There was Chris Bosh, just two weeks after returning to the lineup from an abdominal injury that could have ended his season, shaking off any slams about softness, playing big in the biggest game.
There was Mike Miller, so much of his body and finally his back broken, draining seven threes, then fighting the pain to rise and recognize a standing ovation.
There was Shane Battier, finishing a strong series with another steady, brainy performance as the ideal complementary piece.
There was Mario Chalmers, never shrinking in the face of his teammates' tough love, dishing out seven assists, adding an NBA title to those he won in college and high school.
And there was James.
There was James, who had played out of spite so much of last season.

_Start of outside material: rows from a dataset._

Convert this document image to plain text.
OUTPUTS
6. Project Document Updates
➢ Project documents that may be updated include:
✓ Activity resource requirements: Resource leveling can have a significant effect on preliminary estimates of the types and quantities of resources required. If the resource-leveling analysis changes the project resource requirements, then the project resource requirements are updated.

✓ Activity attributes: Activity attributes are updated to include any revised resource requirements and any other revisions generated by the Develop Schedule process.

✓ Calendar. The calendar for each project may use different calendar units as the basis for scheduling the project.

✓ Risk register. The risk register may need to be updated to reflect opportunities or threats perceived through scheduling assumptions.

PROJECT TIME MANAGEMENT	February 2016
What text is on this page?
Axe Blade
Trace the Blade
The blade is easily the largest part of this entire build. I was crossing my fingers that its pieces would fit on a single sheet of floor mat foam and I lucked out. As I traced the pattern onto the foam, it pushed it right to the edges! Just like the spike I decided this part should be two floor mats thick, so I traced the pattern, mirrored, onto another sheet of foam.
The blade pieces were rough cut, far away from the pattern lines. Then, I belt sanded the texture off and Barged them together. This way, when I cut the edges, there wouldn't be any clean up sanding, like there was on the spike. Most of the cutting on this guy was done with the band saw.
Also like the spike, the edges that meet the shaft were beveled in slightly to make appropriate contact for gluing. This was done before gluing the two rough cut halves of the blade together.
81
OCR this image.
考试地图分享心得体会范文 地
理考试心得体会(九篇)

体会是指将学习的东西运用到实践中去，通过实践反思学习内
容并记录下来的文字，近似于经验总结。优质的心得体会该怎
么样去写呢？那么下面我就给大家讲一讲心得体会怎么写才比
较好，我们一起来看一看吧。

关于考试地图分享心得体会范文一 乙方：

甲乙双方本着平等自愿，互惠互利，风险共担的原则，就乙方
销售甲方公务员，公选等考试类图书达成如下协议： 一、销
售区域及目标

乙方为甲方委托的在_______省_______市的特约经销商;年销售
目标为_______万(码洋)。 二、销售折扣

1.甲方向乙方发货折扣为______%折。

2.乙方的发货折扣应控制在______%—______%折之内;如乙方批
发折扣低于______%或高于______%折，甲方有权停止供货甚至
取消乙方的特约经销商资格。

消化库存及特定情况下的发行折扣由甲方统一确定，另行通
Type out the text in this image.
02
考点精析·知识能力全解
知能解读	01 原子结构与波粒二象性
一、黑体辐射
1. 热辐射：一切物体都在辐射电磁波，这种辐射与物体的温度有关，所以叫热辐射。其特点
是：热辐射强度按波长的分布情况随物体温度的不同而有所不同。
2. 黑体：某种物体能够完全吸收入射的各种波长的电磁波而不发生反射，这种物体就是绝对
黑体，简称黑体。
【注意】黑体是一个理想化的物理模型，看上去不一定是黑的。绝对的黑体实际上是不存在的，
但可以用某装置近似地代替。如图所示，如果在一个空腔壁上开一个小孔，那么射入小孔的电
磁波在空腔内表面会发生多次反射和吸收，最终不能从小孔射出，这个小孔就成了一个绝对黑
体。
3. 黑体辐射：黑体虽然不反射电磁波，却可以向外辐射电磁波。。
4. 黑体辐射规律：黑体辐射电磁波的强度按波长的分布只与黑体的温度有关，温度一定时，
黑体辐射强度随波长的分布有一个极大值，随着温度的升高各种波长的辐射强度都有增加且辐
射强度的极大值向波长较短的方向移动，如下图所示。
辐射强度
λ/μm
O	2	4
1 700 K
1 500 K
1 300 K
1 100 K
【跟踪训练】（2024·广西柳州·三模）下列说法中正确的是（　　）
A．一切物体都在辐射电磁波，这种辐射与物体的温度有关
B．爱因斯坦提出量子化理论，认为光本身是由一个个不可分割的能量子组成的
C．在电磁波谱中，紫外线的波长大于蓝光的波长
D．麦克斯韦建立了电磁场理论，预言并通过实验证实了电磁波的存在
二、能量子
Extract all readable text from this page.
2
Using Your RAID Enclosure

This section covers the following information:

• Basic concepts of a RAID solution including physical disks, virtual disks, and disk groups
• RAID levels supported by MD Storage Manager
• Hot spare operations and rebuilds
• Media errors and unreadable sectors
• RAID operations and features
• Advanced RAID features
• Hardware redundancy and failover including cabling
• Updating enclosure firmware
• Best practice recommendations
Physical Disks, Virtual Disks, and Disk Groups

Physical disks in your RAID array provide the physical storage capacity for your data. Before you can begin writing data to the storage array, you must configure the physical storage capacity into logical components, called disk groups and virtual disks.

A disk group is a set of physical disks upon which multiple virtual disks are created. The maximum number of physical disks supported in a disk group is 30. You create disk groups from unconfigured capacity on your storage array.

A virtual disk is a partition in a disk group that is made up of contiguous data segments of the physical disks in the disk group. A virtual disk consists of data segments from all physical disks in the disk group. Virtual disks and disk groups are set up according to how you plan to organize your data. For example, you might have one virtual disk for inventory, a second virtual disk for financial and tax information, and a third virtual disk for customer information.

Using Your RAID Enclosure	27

There was James, staring straight ahead in the locker room as the rap classics blared.
There was James mouthing the words to In the Air Tonight prior to the tip, lingering longer on each "hold on."
There was James, kissing his mother Gloria — who gave birth to him at 17 and raised him against the odds — on his way back to the locker room at halftime, with a 10-point lead.
There was James, so relaxed that during a third-quarter timeout – as a reasonably tight contest was becoming a blowout — that, with the Black Eyed Peas' I Gotta Feeling blaring off the arena speakers, he bobbed his head and throttled his wrists as if revving a motorcycle.
There was James, subbed out of the game with 3:01 remaining, embracing a teary-eyed coach, Erik Spoelstra, he was once accused of bumping in anger.
There was James, above it all, alone at the top of the game after one of the great post-season runs in history.
And yet there was James, not really alone at the end, and hardly lonely.
There was James waving a towel, grabbing every Heat teammate, coach and staffer he could find, until the trophy finally found him.
He was asked which, of all the slights and slings since he left Cleveland, bothered him most.
"That I was selfish," James said.
"I'll always do whatever I can to help this team win," he said.
Above all, that's simply what he did.